Amid these challenges, the government has called on citizens to boost productivity in all sectors to address the trade deficit and increase foreign currency reserves. Yet, significant improvements remain elusive.
Stakeholders across society are urging comprehensive reforms to address the root causes of the crisis. OLUCOME has highlighted corruption and governance failures as key contributors to Burundi’s economic woes, calling for meaningful dialogue with civil society and private sector actors.
Transport operators have proposed a national forum to address challenges in their sector and formulate actionable solutions. “We need a collective effort to resolve these issues,” said Ntirampeba.
Burundi’s upcoming economic forum on December 5-6, 2024, is a beacon of hope for some, with expectations that it may attract foreign investment and generate practical recommendations for stabilizing the economy.
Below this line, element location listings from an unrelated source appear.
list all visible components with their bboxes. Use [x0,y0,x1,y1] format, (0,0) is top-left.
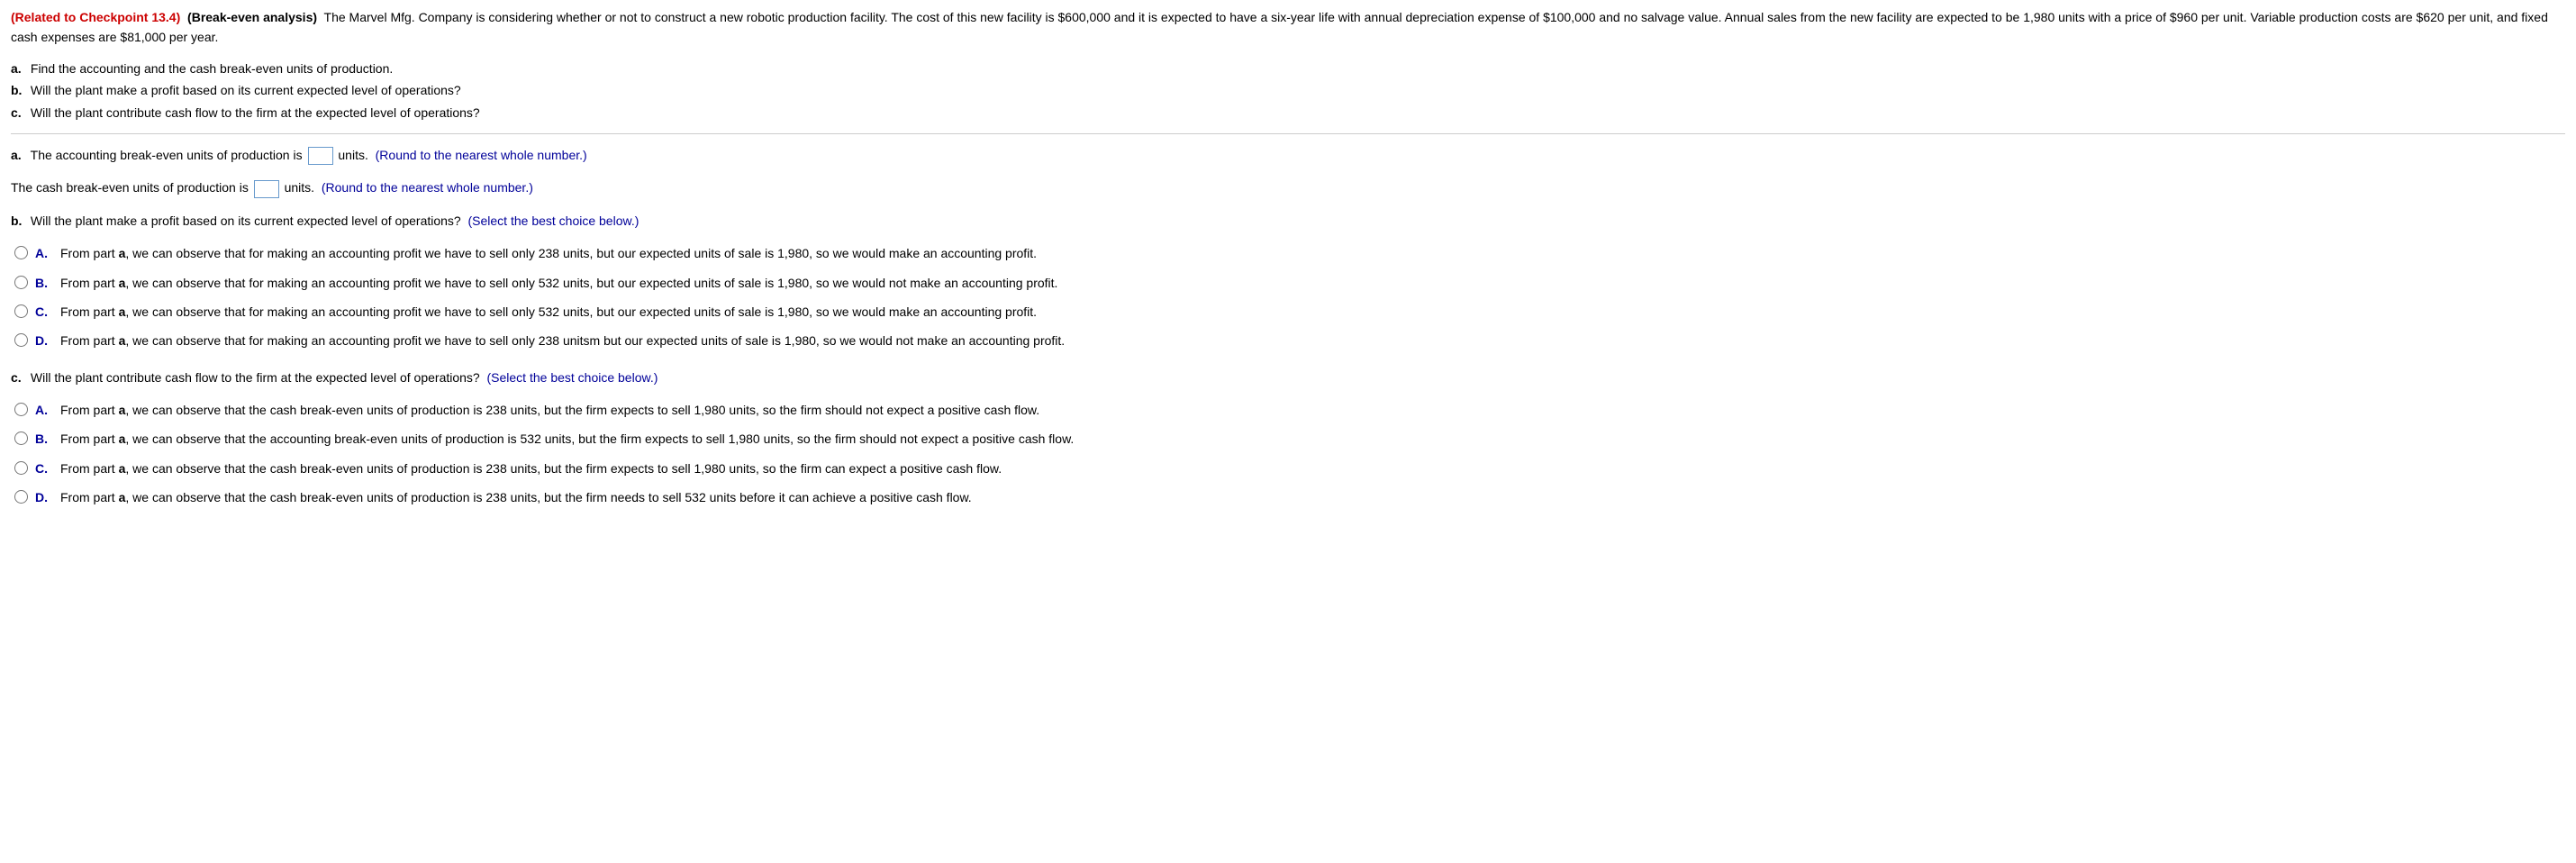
choice-c-d[interactable]: D. From part a, we can observe that the … [11,487,2565,507]
choice-b-a-label: A. [35,243,53,263]
part-c-text: Will the plant contribute cash flow to t… [31,370,480,385]
choice-c-a-label: A. [35,400,53,420]
accounting-be-input[interactable] [308,147,333,165]
topic-label: (Break-even analysis) [187,10,317,24]
part-a-answer-2: The cash break-even units of production … [11,177,2565,197]
choice-b-c[interactable]: C. From part a, we can observe that for … [11,302,2565,322]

The 23rd COMESA Summit in October similarly emphasized regional cooperation to combat shared economic challenges.
Public Frustration Grows

Despite high-level initiatives, many Burundians remain unconvinced of any immediate relief. “We have no hope that the situation will improve,” said Kanyamuneza, reflecting the prevailing sentiment among citizens.
In a bold move, OLUCOME has proposed that the government seek a $30 million loan from development partners to address the crisis. In an earlier press release, Rufyiri even called for public demonstrations — a rare move in a country known for its crackdown on protests. ‘If the government wants to understand our stance on this crisis, it must allow us to hold peaceful protests,’ Rufyiri said. “People are frustrated, and the government must address their concerns.”
Political leaders have also joined the criticism. Anicet Niyonkuru, chairman of the Conseil des Patriotes (CDP) party, dismissed the “Igitoro Pass” as a temporary solution. “This system is not a durable solution to the fuel shortage,” he told a local radio station. “If nothing is done, I fear transport companies will shut down and relocate to neighboring countries.”
The financial toll is already evident. Volcano, a major public transport company, reported a dramatic drop in annual turnover—from over 6.37 billion Burundian francs in 2020 to just 400 million francs by November 2024. “This situation could become perilous for other transport companies if urgent measures are not taken,” Ntirampeba warned.